Les médecins de la Croix-rouge déclarèrent Adolphe inapte à entreprendre le long trajet jusqu’en Alsace si bien que le dernier train de rapatriés partit sans lui.
Quand Adolphe fut finalement en état de voyager, il dut le faire seul, mais l’armée américaine lui remit un document qui lui garantissait le gîte et le couvert gratuit sur le trajet. Il avait, pour tout bagage, une couverture de l’armée américaine et, attachées à sa taille, une timbale et une cuillère jalousement préservées des voleurs du camp de concentration (car, au camp, « pas de timbale » signifiait « pas de ration », et « pas de ration » équivalait à une mort certaine.)Sourd, édenté et pesant à peine 49 kg, Adolphe n’était plus que l’ombre de lui-même quand il quitta Bad Ischl.

Le voyage fut lent. Adolphe aboutit enfin à la frontière française qu’il traversa pour rejoindre la gare de Strasbourg où il prit un train pour Mulhouse. Il savait que la ligne longerait son domicile. Il sentit les battements de son cœur s’accélérer quand le train arriva aux abords de sa ville : il voyait défiler des quartiers en ruines, cicatrices encore à vif des derniers combats. Puis il observa avec soulagement que son immeuble, au 46, rue de la Mer Rouge, paraissait intact. À la gare, une nouvelle vague d’anxiété le submergea quand il vit les nombreuses habitations démolies par les bombardements.Qu’était devenu le salon de coiffure de son ami Adolphe Koehl ? Il rassembla ses forces pour contourner les débris nivelés de la maison voisine et constata que, non seulement le salon était indemne, mais qu’Adolphe et sa femme y travaillaient ! Leur accueil exubérant lui remonta le moral et son cœur faillit éclater de joie à la nouvelle que sa femme bien-aimée et sa fille étaient revenues sauves de captivité. Cela faisait des semaines qu’elles l’attendaient.

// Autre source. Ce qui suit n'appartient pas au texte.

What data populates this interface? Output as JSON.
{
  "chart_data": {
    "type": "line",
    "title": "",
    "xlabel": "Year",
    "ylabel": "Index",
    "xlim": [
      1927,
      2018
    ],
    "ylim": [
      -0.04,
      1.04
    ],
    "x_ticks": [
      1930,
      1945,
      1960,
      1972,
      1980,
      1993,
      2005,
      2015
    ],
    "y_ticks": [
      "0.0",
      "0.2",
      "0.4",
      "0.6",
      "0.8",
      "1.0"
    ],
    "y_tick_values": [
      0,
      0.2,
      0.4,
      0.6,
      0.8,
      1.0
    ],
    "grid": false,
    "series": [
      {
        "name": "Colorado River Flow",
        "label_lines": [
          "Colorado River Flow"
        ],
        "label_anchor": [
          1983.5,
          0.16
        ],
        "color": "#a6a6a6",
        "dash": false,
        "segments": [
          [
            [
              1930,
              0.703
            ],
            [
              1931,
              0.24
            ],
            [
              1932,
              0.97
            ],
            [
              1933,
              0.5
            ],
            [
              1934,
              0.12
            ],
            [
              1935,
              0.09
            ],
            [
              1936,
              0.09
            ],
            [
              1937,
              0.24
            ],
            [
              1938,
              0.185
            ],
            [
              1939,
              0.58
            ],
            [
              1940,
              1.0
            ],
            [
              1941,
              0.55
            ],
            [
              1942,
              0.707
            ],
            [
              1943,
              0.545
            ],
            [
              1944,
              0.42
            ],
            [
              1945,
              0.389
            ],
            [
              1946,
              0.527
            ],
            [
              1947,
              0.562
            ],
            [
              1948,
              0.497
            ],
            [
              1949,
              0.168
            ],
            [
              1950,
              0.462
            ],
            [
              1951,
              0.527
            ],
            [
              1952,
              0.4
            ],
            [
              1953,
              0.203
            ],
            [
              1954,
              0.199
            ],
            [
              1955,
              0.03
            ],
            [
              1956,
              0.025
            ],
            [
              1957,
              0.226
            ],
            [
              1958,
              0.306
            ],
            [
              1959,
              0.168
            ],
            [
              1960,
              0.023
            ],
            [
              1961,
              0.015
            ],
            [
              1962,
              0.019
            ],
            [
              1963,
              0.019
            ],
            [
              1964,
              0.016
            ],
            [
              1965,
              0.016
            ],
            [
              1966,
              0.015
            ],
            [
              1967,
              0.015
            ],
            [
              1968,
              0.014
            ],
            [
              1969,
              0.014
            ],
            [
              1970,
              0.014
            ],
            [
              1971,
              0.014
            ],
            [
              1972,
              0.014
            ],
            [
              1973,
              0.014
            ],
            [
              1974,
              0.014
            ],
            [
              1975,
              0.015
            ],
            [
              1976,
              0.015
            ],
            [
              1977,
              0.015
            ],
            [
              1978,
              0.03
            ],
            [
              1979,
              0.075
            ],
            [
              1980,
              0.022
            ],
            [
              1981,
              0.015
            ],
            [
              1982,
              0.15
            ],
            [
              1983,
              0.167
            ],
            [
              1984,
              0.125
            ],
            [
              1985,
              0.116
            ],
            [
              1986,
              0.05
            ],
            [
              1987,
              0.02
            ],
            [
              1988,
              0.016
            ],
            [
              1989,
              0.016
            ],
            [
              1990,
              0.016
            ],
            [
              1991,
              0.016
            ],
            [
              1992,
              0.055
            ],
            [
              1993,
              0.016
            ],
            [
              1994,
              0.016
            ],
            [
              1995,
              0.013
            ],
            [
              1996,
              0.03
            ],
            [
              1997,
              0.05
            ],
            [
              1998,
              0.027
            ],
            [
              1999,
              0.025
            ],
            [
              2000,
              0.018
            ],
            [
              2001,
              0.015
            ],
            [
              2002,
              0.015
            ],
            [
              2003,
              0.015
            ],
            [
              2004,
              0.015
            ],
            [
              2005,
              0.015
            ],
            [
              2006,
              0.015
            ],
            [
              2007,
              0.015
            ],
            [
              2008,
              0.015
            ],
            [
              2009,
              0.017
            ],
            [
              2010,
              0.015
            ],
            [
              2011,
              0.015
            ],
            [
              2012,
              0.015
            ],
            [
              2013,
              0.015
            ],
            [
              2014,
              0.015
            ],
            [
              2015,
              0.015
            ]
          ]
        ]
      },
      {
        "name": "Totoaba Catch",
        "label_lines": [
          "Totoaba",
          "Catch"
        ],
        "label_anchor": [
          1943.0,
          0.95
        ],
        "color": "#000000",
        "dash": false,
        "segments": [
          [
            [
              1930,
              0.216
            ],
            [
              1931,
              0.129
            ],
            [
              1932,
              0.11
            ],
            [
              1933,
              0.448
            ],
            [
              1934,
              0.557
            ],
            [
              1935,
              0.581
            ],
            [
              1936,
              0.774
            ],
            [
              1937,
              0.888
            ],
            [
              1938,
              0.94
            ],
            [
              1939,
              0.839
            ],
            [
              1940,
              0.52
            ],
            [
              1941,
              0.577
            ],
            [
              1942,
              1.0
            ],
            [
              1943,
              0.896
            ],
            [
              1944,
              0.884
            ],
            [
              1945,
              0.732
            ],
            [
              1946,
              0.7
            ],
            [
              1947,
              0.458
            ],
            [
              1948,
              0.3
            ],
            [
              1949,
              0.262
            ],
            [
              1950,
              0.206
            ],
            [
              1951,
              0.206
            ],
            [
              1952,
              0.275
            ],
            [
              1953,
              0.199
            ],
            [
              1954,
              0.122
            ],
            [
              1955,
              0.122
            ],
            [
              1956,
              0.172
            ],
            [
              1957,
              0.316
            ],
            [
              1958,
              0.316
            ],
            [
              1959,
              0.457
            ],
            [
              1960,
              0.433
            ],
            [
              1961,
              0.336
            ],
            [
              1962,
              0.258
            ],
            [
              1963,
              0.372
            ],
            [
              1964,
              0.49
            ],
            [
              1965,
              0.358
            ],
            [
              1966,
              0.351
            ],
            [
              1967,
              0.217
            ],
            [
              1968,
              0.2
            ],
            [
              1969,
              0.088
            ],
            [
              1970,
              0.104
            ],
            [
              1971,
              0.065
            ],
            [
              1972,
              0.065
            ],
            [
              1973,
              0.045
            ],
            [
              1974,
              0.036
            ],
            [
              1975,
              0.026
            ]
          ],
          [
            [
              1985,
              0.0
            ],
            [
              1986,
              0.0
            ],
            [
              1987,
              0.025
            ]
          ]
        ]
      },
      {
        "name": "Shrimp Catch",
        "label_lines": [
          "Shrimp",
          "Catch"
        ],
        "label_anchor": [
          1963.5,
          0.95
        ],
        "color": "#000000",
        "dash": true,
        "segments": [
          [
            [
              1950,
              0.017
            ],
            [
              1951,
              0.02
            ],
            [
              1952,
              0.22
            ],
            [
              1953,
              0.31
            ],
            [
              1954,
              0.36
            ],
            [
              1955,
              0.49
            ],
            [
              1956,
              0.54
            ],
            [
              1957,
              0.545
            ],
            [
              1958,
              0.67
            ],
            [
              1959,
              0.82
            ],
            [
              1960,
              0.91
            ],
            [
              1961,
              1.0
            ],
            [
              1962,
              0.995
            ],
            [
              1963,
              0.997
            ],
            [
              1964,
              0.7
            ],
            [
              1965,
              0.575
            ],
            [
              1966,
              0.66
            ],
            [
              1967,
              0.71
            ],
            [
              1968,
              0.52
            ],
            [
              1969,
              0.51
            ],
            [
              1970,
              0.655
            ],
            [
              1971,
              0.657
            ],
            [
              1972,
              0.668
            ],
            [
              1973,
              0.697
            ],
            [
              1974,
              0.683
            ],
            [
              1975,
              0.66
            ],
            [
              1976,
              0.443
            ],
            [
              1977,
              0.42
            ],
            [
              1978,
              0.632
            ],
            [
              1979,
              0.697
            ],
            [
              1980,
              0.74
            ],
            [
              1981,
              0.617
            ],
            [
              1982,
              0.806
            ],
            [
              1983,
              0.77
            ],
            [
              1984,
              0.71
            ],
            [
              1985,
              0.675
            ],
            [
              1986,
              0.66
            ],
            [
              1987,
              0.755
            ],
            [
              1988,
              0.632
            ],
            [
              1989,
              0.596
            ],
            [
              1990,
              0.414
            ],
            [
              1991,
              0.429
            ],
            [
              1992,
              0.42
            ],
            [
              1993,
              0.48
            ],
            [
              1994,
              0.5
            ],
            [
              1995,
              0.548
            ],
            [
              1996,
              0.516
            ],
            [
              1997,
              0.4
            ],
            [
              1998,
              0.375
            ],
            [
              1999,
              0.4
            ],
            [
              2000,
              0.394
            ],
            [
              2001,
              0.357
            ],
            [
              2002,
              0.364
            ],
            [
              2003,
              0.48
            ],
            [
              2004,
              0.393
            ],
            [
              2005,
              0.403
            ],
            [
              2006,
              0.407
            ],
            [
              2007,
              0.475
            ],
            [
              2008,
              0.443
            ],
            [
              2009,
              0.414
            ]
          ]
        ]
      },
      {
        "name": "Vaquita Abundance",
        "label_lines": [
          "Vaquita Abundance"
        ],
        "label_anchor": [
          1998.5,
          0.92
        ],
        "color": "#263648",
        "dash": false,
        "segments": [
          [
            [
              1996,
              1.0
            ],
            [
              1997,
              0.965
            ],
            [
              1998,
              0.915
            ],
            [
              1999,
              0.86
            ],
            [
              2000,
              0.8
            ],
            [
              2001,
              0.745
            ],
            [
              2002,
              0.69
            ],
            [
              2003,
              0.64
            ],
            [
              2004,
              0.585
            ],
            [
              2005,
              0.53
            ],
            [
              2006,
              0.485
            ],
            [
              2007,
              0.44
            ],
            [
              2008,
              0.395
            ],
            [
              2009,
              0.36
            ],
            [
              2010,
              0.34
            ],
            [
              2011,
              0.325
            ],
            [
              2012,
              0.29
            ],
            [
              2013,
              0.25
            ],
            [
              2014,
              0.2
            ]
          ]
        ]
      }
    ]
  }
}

Les Koehl lui expliquèrent que la Croix-Rouge française, n’ayant pas réussi à le localiser, l’avait inscrit sur la liste des « disparus présumés décédés » et déclaré sa femme « veuve de guerre présumée ». Comme Adolphe marchait avec difficulté, Maria Koehl le raccompagna jusqu’à son immeuble et, profitant de la pause qu’il fit pour reprendre son souffle dans les escaliers, elle le devança et sonna au deuxième. À Simone, qui ouvrit la porte, elle annonça que son père était de retour. Adolphe contourna sa fille sans la voir et tomba sans un mot dans les bras de sa femme. Au bout d’un moment, il se retourna et demanda, incrédule : « Tu es Simone ? » À 15 ans, elle était très différente de la fillette de son souvenir, qui avait onze ans lorsqu’il lui avait dispensé sa dernière leçon de peinture.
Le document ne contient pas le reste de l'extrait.